Thought Leadership Case Study: Turning Internal LifeSci Experts into Industry Voices
The Need
LifeSciLabCo had brilliant people—application scientists, product leads, engineers—who knew their market better than most. But outside the company, you’d never hear from them. They had no thought leadership presence. No social voice. No platform to shape perception.
And that was a problem. Because the people they were trying to reach—scientists, lab managers, technical buyers—don’t trust marketing. They trust peers. They trust knowledge. They trust brands that teach them something before selling anything.
LifeSciLabCo needed a system that positioned their people as credible, helpful, and visible—not salesy, not generic, and definitely not silent.
The Challenge
The internal team wasn’t set up for this kind of content.
They were juggling tactical campaigns, trade show logistics, and product updates. They knew content was important, but didn’t know how to extract insights, build a calendar, or structure posts that actually engaged.
The subject matter experts were willing—but overwhelmed. They didn’t know what to say. They didn’t want to sound self-promotional. And they definitely didn’t have time to sit down and write content from scratch every week.
There was no LinkedIn strategy. No webinar calendar. No newsletter cadence. Nothing tying thought leadership into the rest of marketing or sales.
It wasn’t a content issue. It was a confidence and capacity issue—and a lack of process to pull it together.
The Approach
We didn’t start with content. We started with conversation.

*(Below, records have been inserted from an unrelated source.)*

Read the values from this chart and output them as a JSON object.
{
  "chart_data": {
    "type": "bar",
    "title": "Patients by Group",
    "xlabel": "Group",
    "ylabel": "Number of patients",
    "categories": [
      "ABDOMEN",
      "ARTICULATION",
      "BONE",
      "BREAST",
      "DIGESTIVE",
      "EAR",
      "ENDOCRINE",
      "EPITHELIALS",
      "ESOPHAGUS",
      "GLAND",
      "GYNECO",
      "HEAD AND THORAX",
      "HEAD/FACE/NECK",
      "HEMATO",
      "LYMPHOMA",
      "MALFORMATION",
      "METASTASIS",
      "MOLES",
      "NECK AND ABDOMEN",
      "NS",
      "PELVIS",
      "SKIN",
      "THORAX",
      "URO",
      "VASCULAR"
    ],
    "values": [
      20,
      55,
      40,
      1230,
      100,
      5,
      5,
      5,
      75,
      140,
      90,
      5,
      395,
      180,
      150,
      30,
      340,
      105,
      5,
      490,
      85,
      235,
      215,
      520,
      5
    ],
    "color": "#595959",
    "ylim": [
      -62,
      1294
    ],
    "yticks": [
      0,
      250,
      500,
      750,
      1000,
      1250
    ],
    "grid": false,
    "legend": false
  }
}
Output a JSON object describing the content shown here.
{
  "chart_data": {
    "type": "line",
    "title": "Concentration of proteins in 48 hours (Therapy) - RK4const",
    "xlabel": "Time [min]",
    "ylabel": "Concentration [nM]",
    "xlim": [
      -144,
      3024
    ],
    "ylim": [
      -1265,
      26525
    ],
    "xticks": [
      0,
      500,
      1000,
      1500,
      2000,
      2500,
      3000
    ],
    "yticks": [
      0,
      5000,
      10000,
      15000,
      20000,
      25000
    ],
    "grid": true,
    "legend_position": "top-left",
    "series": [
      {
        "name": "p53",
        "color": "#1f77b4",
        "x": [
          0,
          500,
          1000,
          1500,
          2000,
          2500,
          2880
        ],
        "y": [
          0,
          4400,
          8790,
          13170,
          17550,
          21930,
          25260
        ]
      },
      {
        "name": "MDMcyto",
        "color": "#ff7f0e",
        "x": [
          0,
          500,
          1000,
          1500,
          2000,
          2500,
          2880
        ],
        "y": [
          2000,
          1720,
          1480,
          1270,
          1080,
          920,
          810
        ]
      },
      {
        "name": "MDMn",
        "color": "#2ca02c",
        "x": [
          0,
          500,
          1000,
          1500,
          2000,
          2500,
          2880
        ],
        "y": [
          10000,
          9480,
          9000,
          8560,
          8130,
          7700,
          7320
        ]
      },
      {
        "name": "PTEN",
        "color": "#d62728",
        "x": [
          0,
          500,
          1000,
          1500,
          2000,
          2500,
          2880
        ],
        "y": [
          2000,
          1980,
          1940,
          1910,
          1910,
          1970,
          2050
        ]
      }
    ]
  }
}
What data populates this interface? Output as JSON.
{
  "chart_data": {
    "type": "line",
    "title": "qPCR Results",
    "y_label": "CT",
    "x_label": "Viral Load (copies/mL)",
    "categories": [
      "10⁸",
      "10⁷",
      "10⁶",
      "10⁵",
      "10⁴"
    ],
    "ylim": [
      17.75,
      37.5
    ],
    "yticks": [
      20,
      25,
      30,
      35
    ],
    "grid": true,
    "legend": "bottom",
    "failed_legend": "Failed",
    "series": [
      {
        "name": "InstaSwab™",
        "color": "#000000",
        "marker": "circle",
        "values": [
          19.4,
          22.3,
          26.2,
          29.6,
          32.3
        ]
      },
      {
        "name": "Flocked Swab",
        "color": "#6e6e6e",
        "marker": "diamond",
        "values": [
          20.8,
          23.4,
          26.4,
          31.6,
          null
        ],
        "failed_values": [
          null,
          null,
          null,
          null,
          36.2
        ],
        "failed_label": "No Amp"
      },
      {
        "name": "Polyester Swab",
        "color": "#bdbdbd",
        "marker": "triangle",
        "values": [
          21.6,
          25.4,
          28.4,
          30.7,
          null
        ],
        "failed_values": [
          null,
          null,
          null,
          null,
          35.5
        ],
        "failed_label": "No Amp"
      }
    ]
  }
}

We interviewed product managers, application scientists, and sales reps. We pulled stories from the field, challenges from customers, questions from support tickets—anything that could become a jumping-off point.
Then we built a repeatable system:
Weekly LinkedIn posts ghostwritten for internal leaders
A LinkedIn newsletter that offered insights, not pitches
A webinar program featuring customers and internal experts—not just sales decks
Repurposed content from app notes, white papers, and trade show decks turned into threads, clips, and slides
Visual quote cards, short polls, and “myth vs fact” style posts to keep content varied and scannable
Every piece of content was tied to a campaign or offering—but always led with value first. No hard CTAs. No spray and pray.
We focused on making the company and its experts useful—a source of real insight in a market full of noise.
The Solution
Within weeks, LifeSciLabCo had a credible, visible thought leadership presence on LinkedIn.
Their people weren’t just showing up—they were adding to the conversation. We had content going out every week under the names of leaders who used to feel unsure about posting at all.
The LinkedIn newsletter launched and started growing with every issue. Webinars weren’t just one-off events—they were turned into video clips, blog posts, email nurtures, and sales enablement content.
Most importantly, we connected the thought leadership to the rest of the system. If someone engaged on a post, they were retargeted with a value-based offer. If they attended a webinar, they were enrolled in a nurture. Sales knew what content was landing—and started using it in outbound.
The Results
LifeSciLabCo grew from zero thought leadership presence to a weekly cadence across LinkedIn and Linkedin Newsletters
Multiple team members now publish consistently with support from our ghostwriting system
Webinars became a lead source, not just a checkbox
Marketing content started showing up in sales conversations and demos
The brand began to feel like a presence in the market—not just a vendor with products
No vanity metrics. Just steady, strategic visibility that turned trust into conversations—and conversations into pipeline.